「鬼」と言われて連想するのは、天然パーマの髪型に角がはえていて、口元からは牙が覗き、腰に虎(豹柄)の毛皮を巻いて、手にゴツゴツの金棒を持った姿でしょう。これは、ウキぺディアによると、丑(うし)の方角と寅(とら)の方角の間の方角である所(うしとら)を鬼門と呼ぶことによるものだそうです。

 一般的に、鬼は日本の妖怪で、民話に登場する悪いヤツ。平安から中世の物語に登場する鬼は怨霊であったり、人を食べるような恐ろしい怪物であったようですが、実際には、このページの両サイドにあるようなどこか愛らしく、庶民に親しまれる存在の鬼のイメージも沢山存在しています。

 西洋の『悪魔』は、元々は天使で、あまりに神様を愛し過ぎて「堕天使」になってしまった…この考え方は、日本の鬼にも当てはめられる所が大いにある様に思います。私が「ぬばたまの淵」で書いた『鬼』の光雲は、この「堕天使」のようなタイプ。「光雲」は「幸運」にもなれたはずの人物。理不尽な世の中を許せずに「鬼」となってしまった一人の人間の話です。今回は「光雲」のモデルを学生の頃からで気になっていた「崇徳院」として書かせて頂きました。<参考資料:「平家物語」「雨月物語」「保元物語」「新・平家物語」「怨霊になった天皇」(武田恒泰先生著)>

 昔から、私にとって、鬼は「強く、怖いモノ」ではなく、児童文学の『泣いた赤鬼』の話のように、どこか切なく、哀しげな存在でした。「鬼は外〜福は内〜」と節分に巻く豆も、決して、鬼を「殺す」為のモノではなく、あくまでも「退散してもらう」為のモノ。『鬼殺し』の民話は、存在せず、『鬼退治』である事。これは、すべての人間の中にある「鬼」の部分は「消滅させる事」は出来ないが「大人しくさせる事」は出来るる…と、言っている気がしてなりません。
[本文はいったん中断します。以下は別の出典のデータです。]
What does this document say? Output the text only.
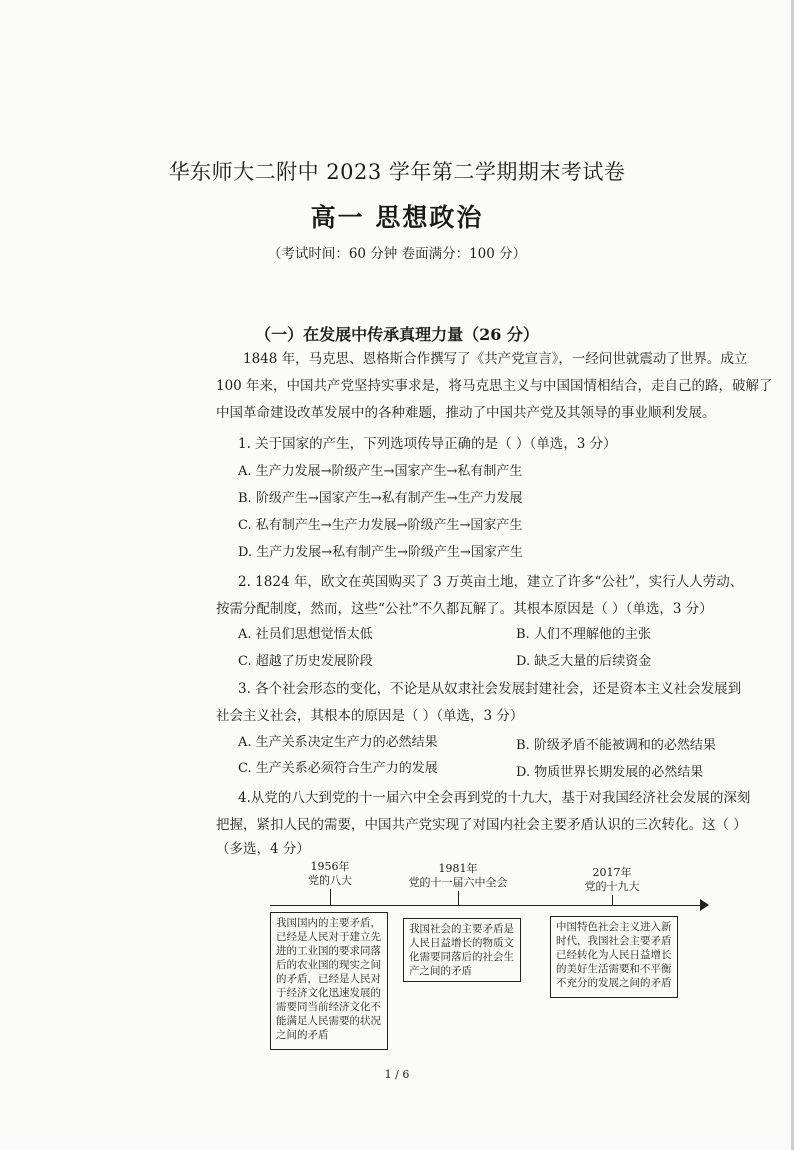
华东师大二附中 2023 学年第二学期期末考试卷
高一 思想政治
（考试时间：60 分钟 卷面满分：100 分）
（一）在发展中传承真理力量（26 分）
1848 年，马克思、恩格斯合作撰写了《共产党宣言》，一经问世就震动了世界。成立 100 年来，中国共产党坚持实事求是，将马克思主义与中国国情相结合，走自己的路，破解了中国革命建设改革发展中的各种难题，推动了中国共产党及其领导的事业顺利发展。
1. 关于国家的产生，下列选项传导正确的是（ ）（单选，3 分）
A. 生产力发展→阶级产生→国家产生→私有制产生
B. 阶级产生→国家产生→私有制产生→生产力发展
C. 私有制产生→生产力发展→阶级产生→国家产生
D. 生产力发展→私有制产生→阶级产生→国家产生
2. 1824 年，欧文在英国购买了 3 万英亩土地，建立了许多“公社”，实行人人劳动、
按需分配制度，然而，这些“公社”不久都瓦解了。其根本原因是（ ）（单选，3 分）
A. 社员们思想觉悟太低	B. 人们不理解他的主张
C. 超越了历史发展阶段	D. 缺乏大量的后续资金
3. 各个社会形态的变化，不论是从奴隶社会发展封建社会，还是资本主义社会发展到
社会主义社会，其根本的原因是（ ）（单选，3 分）
A. 生产关系决定生产力的必然结果	B. 阶级矛盾不能被调和的必然结果
C. 生产关系必须符合生产力的发展	D. 物质世界长期发展的必然结果
4.从党的八大到党的十一届六中全会再到党的十九大，基于对我国经济社会发展的深刻
把握，紧扣人民的需要，中国共产党实现了对国内社会主要矛盾认识的三次转化。这（ ）
（多选，4 分）
1956年
党的八大
我国国内的主要矛盾，已经是人民对于建立先进的工业国的要求同落后的农业国的现实之间的矛盾，已经是人民对于经济文化迅速发展的需要同当前经济文化不能满足人民需要的状况之间的矛盾
1981年
党的十一届六中全会
我国社会的主要矛盾是人民日益增长的物质文化需要同落后的社会生产之间的矛盾
2017年
党的十九大
中国特色社会主义进入新时代，我国社会主要矛盾已经转化为人民日益增长的美好生活需要和不平衡不充分的发展之间的矛盾
1 / 6
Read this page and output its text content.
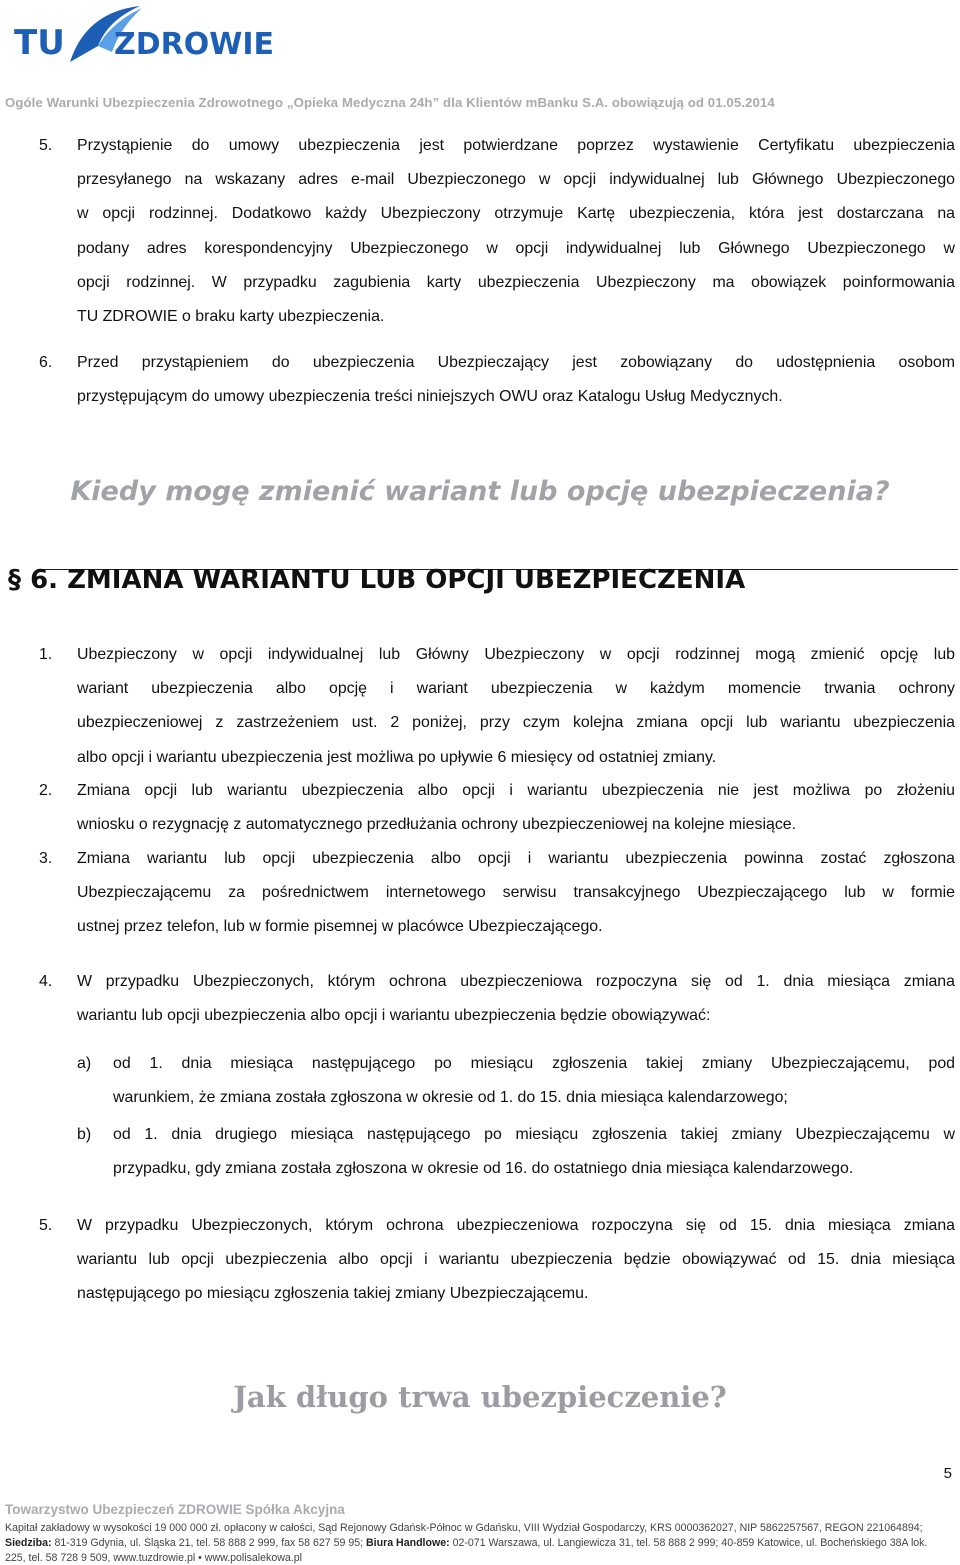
TU ZDROWIE
Ogóle Warunki Ubezpieczenia Zdrowotnego „Opieka Medyczna 24h” dla Klientów mBanku S.A. obowiązują od 01.05.2014
5. Przystąpienie do umowy ubezpieczenia jest potwierdzane poprzez wystawienie Certyfikatu ubezpieczenia
przesyłanego na wskazany adres e-mail Ubezpieczonego w opcji indywidualnej lub Głównego Ubezpieczonego
w opcji rodzinnej. Dodatkowo każdy Ubezpieczony otrzymuje Kartę ubezpieczenia, która jest dostarczana na
podany adres korespondencyjny Ubezpieczonego w opcji indywidualnej lub Głównego Ubezpieczonego w
opcji rodzinnej. W przypadku zagubienia karty ubezpieczenia Ubezpieczony ma obowiązek poinformowania
TU ZDROWIE o braku karty ubezpieczenia.
6. Przed przystąpieniem do ubezpieczenia Ubezpieczający jest zobowiązany do udostępnienia osobom
przystępującym do umowy ubezpieczenia treści niniejszych OWU oraz Katalogu Usług Medycznych.
Kiedy mogę zmienić wariant lub opcję ubezpieczenia?
§ 6. ZMIANA WARIANTU LUB OPCJI UBEZPIECZENIA
1. Ubezpieczony w opcji indywidualnej lub Główny Ubezpieczony w opcji rodzinnej mogą zmienić opcję lub
wariant ubezpieczenia albo opcję i wariant ubezpieczenia w każdym momencie trwania ochrony
ubezpieczeniowej z zastrzeżeniem ust. 2 poniżej, przy czym kolejna zmiana opcji lub wariantu ubezpieczenia
albo opcji i wariantu ubezpieczenia jest możliwa po upływie 6 miesięcy od ostatniej zmiany.
2. Zmiana opcji lub wariantu ubezpieczenia albo opcji i wariantu ubezpieczenia nie jest możliwa po złożeniu
wniosku o rezygnację z automatycznego przedłużania ochrony ubezpieczeniowej na kolejne miesiące.
3. Zmiana wariantu lub opcji ubezpieczenia albo opcji i wariantu ubezpieczenia powinna zostać zgłoszona
Ubezpieczającemu za pośrednictwem internetowego serwisu transakcyjnego Ubezpieczającego lub w formie
ustnej przez telefon, lub w formie pisemnej w placówce Ubezpieczającego.
4. W przypadku Ubezpieczonych, którym ochrona ubezpieczeniowa rozpoczyna się od 1. dnia miesiąca zmiana
wariantu lub opcji ubezpieczenia albo opcji i wariantu ubezpieczenia będzie obowiązywać:
a) od 1. dnia miesiąca następującego po miesiącu zgłoszenia takiej zmiany Ubezpieczającemu, pod
warunkiem, że zmiana została zgłoszona w okresie od 1. do 15. dnia miesiąca kalendarzowego;
b) od 1. dnia drugiego miesiąca następującego po miesiącu zgłoszenia takiej zmiany Ubezpieczającemu w
przypadku, gdy zmiana została zgłoszona w okresie od 16. do ostatniego dnia miesiąca kalendarzowego.
5. W przypadku Ubezpieczonych, którym ochrona ubezpieczeniowa rozpoczyna się od 15. dnia miesiąca zmiana
wariantu lub opcji ubezpieczenia albo opcji i wariantu ubezpieczenia będzie obowiązywać od 15. dnia miesiąca
następującego po miesiącu zgłoszenia takiej zmiany Ubezpieczającemu.
Jak długo trwa ubezpieczenie?
5
Towarzystwo Ubezpieczeń ZDROWIE Spółka Akcyjna
Kapitał zakładowy w wysokości 19 000 000 zł. opłacony w całości, Sąd Rejonowy Gdańsk-Północ w Gdańsku, VIII Wydział Gospodarczy, KRS 0000362027, NIP 5862257567, REGON 221064894;
Siedziba: 81-319 Gdynia, ul. Śląska 21, tel. 58 888 2 999, fax 58 627 59 95; Biura Handlowe: 02-071 Warszawa, ul. Langiewicza 31, tel. 58 888 2 999; 40-859 Katowice, ul. Bocheńskiego 38A lok.
225, tel. 58 728 9 509, www.tuzdrowie.pl • www.polisalekowa.pl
 又、鬼門の方角に作られる楼閣はわざと空洞にして「鬼」に住みついて貰い、外から来る悪い「邪鬼」に対抗して貰う…と言う考えや、怨霊になったと言われる方達(崇徳院、菅原道真、平将門など)を、神社にお祭りし、強い『守り神』になって戴くという「御霊信仰」。。。私は、こういった日本独特の考え方が好きです。

 今現在のこの日本の状況下においては、「鬼」の持つ、強い力を「善」として、使い長年にわたる「悪」を断ち、英断を振うべき時ではないかと、そんな風に思っています。

 私の中にある「鬼」も、自分自身の「悪」を断つ為に使う事ができればいいなと…。